Para la helada no hay meses fijos. Los vecinos le contaron que un año heló un 9 de noviembre. “No quedó ni el gato”, recuerda. Otro año, de manera muy temprana, un 29 de julio comenzó la floración. Ahí si fue mortal, los costos se iban por las nubes, porque tuvieron que prender 32 noches. Algunas arrancaba a las 4 o 5 de la mañana, pero hubo muchas muy largas.

Vivir en la chacra


“Nos vinimos cuando nuestro hijo tenía un año y medio. Ahora vivir acá se complica por la seguridad, pero estamos bastante tranquilos. Es que en la chacra se vive tranquilo”, dice Mari.

Ella sí, nació en el Alto Valle, pero a los 8 años se fue a vivir a otra ciudad. Allí conoció a Cristian y se lo trajo. Recuerda que hace unos años estaban rodeados de chacras, pero ya quedan muy pocos. Muchos lotearon, ellos mismos decidieron vender una parte para poder vivir.

“Se dolarizaron los remedios, todo, y era una ruina. Vendimos enfrente y ahora es un lugar hermoso. Solo queda atrás una empresa frutícola, pero después hay barrios y tenemos en mente vender alguna parte más”, dice Mari.

Foto: Juan Thomes.

Y aunque las cosas cambien, esperan el tiempo de cosecha de su cuadro de damascos, que sin dudas no los defraudará porque es una variedad es muy buena.
“Impacta verlos, son grandes, dulces, muy jugosos.
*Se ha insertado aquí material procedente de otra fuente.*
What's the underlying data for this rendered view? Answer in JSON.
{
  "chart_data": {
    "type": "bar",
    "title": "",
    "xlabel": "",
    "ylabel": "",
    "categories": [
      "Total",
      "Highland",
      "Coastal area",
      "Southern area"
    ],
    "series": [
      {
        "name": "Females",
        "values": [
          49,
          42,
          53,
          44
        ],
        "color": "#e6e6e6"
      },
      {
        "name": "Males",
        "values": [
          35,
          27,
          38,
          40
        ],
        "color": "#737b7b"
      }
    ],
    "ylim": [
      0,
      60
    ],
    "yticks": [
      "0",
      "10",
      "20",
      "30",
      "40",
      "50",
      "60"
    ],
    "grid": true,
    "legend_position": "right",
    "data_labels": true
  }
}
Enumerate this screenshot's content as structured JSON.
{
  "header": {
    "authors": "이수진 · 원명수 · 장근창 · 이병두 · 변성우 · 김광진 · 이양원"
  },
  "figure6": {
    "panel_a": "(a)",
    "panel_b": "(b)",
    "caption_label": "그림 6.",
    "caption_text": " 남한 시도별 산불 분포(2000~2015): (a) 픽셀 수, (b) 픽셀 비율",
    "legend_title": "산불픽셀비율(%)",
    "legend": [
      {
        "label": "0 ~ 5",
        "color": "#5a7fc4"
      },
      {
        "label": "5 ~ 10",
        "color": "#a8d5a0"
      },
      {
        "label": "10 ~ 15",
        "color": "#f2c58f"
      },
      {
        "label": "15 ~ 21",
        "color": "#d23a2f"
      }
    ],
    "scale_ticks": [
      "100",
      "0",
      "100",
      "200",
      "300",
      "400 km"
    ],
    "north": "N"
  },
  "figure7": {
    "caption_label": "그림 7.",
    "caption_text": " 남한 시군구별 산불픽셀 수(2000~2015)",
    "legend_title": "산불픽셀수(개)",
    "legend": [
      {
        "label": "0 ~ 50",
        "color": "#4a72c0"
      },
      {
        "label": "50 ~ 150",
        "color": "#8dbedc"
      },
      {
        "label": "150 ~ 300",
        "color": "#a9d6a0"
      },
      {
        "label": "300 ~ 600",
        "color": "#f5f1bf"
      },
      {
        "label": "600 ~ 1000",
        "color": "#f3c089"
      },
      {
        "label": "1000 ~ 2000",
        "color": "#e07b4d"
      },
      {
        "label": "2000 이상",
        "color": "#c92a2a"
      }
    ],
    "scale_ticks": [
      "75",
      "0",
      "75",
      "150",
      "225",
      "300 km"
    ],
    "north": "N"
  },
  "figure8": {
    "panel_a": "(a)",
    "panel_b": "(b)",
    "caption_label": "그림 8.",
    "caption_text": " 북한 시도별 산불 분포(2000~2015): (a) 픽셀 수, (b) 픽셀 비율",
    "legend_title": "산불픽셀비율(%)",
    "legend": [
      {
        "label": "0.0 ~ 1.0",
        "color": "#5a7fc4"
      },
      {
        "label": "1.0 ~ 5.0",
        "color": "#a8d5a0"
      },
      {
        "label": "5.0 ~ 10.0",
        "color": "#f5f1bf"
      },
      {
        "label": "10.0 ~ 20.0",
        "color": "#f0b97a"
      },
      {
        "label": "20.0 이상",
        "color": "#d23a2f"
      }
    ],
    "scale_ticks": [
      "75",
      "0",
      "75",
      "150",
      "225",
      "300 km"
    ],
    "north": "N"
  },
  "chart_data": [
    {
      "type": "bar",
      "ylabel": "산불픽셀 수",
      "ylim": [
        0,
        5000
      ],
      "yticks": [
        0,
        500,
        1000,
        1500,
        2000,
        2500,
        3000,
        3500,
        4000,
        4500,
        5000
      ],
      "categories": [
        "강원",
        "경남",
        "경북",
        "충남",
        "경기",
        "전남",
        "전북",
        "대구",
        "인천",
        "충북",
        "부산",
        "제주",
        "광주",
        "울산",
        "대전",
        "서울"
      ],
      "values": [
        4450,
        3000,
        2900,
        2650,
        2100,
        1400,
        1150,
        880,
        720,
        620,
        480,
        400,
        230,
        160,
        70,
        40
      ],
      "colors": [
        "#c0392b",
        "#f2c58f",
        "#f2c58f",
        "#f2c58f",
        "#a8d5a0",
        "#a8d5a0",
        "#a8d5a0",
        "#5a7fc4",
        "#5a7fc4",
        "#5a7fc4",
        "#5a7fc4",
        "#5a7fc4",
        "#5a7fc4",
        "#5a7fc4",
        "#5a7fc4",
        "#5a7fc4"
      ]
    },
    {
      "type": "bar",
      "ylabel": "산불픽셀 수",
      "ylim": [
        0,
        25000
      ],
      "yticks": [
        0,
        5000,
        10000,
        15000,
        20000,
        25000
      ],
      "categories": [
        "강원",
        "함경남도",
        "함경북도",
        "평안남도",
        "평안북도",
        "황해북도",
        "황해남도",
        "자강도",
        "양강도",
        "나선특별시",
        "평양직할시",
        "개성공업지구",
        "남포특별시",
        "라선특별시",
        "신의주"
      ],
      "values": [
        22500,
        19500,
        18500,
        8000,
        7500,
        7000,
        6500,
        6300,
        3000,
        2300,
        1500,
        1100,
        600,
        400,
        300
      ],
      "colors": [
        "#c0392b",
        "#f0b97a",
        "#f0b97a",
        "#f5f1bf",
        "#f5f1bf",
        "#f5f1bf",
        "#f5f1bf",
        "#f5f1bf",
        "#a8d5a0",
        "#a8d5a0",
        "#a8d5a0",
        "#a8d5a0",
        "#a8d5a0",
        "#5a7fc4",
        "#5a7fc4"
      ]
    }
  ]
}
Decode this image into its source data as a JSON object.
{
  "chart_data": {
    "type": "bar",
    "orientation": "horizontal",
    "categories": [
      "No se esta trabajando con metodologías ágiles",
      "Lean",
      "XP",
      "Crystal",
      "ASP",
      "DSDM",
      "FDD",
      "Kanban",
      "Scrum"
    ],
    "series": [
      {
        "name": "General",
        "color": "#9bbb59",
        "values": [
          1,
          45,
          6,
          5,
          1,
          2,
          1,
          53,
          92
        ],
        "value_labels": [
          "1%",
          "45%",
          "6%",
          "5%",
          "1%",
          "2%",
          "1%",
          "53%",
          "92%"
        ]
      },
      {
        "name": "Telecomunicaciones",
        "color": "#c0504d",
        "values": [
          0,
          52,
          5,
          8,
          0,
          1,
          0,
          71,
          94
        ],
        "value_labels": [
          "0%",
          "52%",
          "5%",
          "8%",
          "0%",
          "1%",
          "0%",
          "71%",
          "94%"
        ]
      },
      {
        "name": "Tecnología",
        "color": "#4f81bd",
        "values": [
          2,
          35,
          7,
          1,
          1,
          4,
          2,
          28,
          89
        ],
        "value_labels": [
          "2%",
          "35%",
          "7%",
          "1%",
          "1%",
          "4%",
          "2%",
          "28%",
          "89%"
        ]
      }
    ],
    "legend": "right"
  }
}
Una variedad que nadie tiene en la zona. Lo conservo porque siempre me lo sacaron de las manos. Antes me los venían a buscar acá y yo ponía el precio. Después se envejecieron las plantas, yo, y cambiaron las variedades. Salieron otras más tempranas”, cuenta Cristian.

Mari va hasta la casa y trae unas tazas de café caliente para compartir. Luego señala su chata blanca y cuenta que una vez que está la cosecha, es ella la que sale a venderlos.

“Yo prefiero perder unos pesos y dejarla en el mayorista. Se cosecha en noviembre y está hasta diciembre. Pero a ella le gusta hacer eso, tiene sus clientes y sangre turca para salir a comerciar”, bromea Cristian y a su lado ella confiesa que los clientes bautizaron a sus frutos como “damascos Mari”.